We have that (identity was noted in the comments)

$$x^n = \sum_{k=0}^n {x\choose k} {n\brace k} k!$$

This may be seen for $x$ a positive integer and since both sides are polynomials in $x$ (recall that ${x\choose k} = x^{\underline{k}}/k!$) it then holds for all i.e. complex $x.$

For a combinatorial proof, consider a vector of $n$ elements where each element may take on $x$ different values. Clearly we have $x^n$ such vectors. On the other hand we may determine a particular vector by choosing first the $k$ different values that appear, for a factor of ${x\choose k}$ and combine this with a partition of the $n$ slots of the vector into $k$ non-empty sets, for a factor of ${n\brace k}$. The sets in the partition may be matched to the values in $k!$ ways, thus completing the alternate count. We have the special case of $n=0$ which yields one as required.

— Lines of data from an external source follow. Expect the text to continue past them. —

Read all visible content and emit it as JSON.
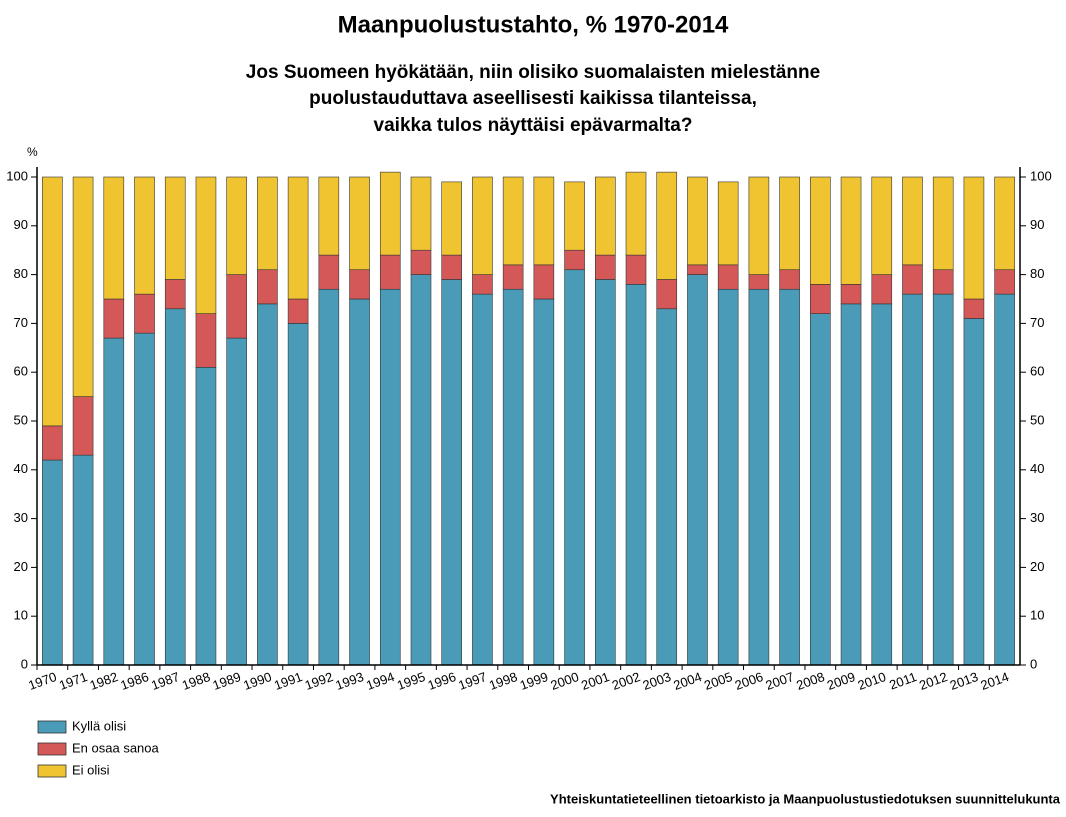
{
  "chart_data": {
    "type": "stacked_bar",
    "title": "Maanpuolustustahto, % 1970-2014",
    "subtitle": [
      "Jos Suomeen hyökätään, niin olisiko suomalaisten mielestänne",
      "puolustauduttava aseellisesti kaikissa tilanteissa,",
      "vaikka tulos näyttäisi epävarmalta?"
    ],
    "y_label": "%",
    "source": "Yhteiskuntatieteellinen tietoarkisto ja Maanpuolustustiedotuksen suunnittelukunta",
    "categories": [
      "1970",
      "1971",
      "1982",
      "1986",
      "1987",
      "1988",
      "1989",
      "1990",
      "1991",
      "1992",
      "1993",
      "1994",
      "1995",
      "1996",
      "1997",
      "1998",
      "1999",
      "2000",
      "2001",
      "2002",
      "2003",
      "2004",
      "2005",
      "2006",
      "2007",
      "2008",
      "2009",
      "2010",
      "2011",
      "2012",
      "2013",
      "2014"
    ],
    "series": [
      {
        "name": "Kyllä olisi",
        "color": "#4a9bb8",
        "values": [
          42,
          43,
          67,
          68,
          73,
          61,
          67,
          74,
          70,
          77,
          75,
          77,
          80,
          79,
          76,
          77,
          75,
          81,
          79,
          78,
          73,
          80,
          77,
          77,
          77,
          72,
          74,
          74,
          76,
          76,
          71,
          76
        ]
      },
      {
        "name": "En osaa sanoa",
        "color": "#d45858",
        "values": [
          7,
          12,
          8,
          8,
          6,
          11,
          13,
          7,
          5,
          7,
          6,
          7,
          5,
          5,
          4,
          5,
          7,
          4,
          5,
          6,
          6,
          2,
          5,
          3,
          4,
          6,
          4,
          6,
          6,
          5,
          4,
          5
        ]
      },
      {
        "name": "Ei olisi",
        "color": "#f0c431",
        "values": [
          51,
          45,
          25,
          24,
          21,
          28,
          20,
          19,
          25,
          16,
          19,
          17,
          15,
          15,
          20,
          18,
          18,
          14,
          16,
          17,
          22,
          18,
          17,
          20,
          19,
          22,
          22,
          20,
          18,
          19,
          25,
          19
        ]
      }
    ],
    "ylim": [
      0,
      100
    ],
    "yticks": [
      0,
      10,
      20,
      30,
      40,
      50,
      60,
      70,
      80,
      90,
      100
    ],
    "y2lim": [
      0,
      100
    ],
    "y2ticks": [
      0,
      10,
      20,
      30,
      40,
      50,
      60,
      70,
      80,
      90,
      100
    ]
  }
}
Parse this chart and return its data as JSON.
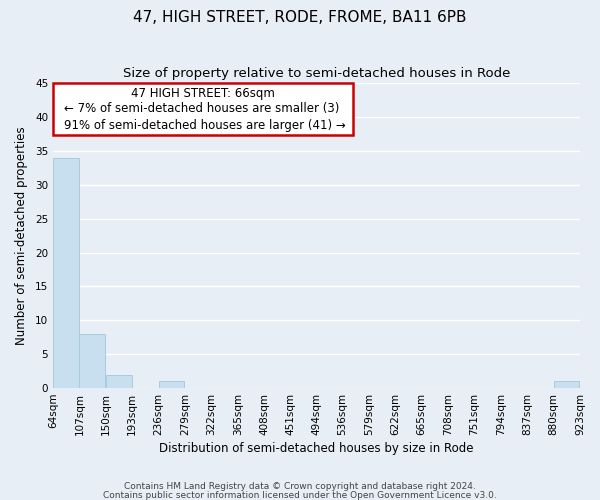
{
  "title": "47, HIGH STREET, RODE, FROME, BA11 6PB",
  "subtitle": "Size of property relative to semi-detached houses in Rode",
  "xlabel": "Distribution of semi-detached houses by size in Rode",
  "ylabel": "Number of semi-detached properties",
  "footnote1": "Contains HM Land Registry data © Crown copyright and database right 2024.",
  "footnote2": "Contains public sector information licensed under the Open Government Licence v3.0.",
  "bin_edges": [
    64,
    107,
    150,
    193,
    236,
    279,
    322,
    365,
    408,
    451,
    494,
    536,
    579,
    622,
    665,
    708,
    751,
    794,
    837,
    880,
    923
  ],
  "bar_values": [
    34,
    8,
    2,
    0,
    1,
    0,
    0,
    0,
    0,
    0,
    0,
    0,
    0,
    0,
    0,
    0,
    0,
    0,
    0,
    1
  ],
  "bar_color": "#c8dff0",
  "bar_edge_color": "#aacce0",
  "highlight_bar_index": -1,
  "ylim": [
    0,
    45
  ],
  "yticks": [
    0,
    5,
    10,
    15,
    20,
    25,
    30,
    35,
    40,
    45
  ],
  "annotation_title": "47 HIGH STREET: 66sqm",
  "annotation_line1": "← 7% of semi-detached houses are smaller (3)",
  "annotation_line2": "91% of semi-detached houses are larger (41) →",
  "annotation_box_color": "#cc0000",
  "background_color": "#e8eef5",
  "grid_color": "#ffffff",
  "title_fontsize": 11,
  "subtitle_fontsize": 9.5,
  "axis_label_fontsize": 8.5,
  "tick_fontsize": 7.5,
  "annotation_fontsize": 8.5,
  "footnote_fontsize": 6.5
}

For an algebraic proof write the RHS as follows:

$$\sum_{k=0}^n {x\choose k} \; k! \; n! [z^n] \frac{(\exp(z)-1)^k}{k!} \\ = n! [z^n] \sum_{k=0}^n {x\choose k} (\exp(z)-1)^k$$

Now if $n\gt x$ we may lower the upper limit of the sum to $x$ as ${x\choose k}$ is zero when $n\ge k\gt x.$ On the other hand if $n\lt x$ we may raise the upper limit to $x$ since $(\exp(z)-1)^k = z^k + \cdots$ and there is no contribution to $[z^n]$ when $x\ge k\gt n.$ We get

$$n! [z^n] \sum_{k=0}^x {x\choose k} (\exp(z)-1)^k = n! [z^n] \exp(xz) = x^n$$

as claimed.

Marko Riedel
  • 61,317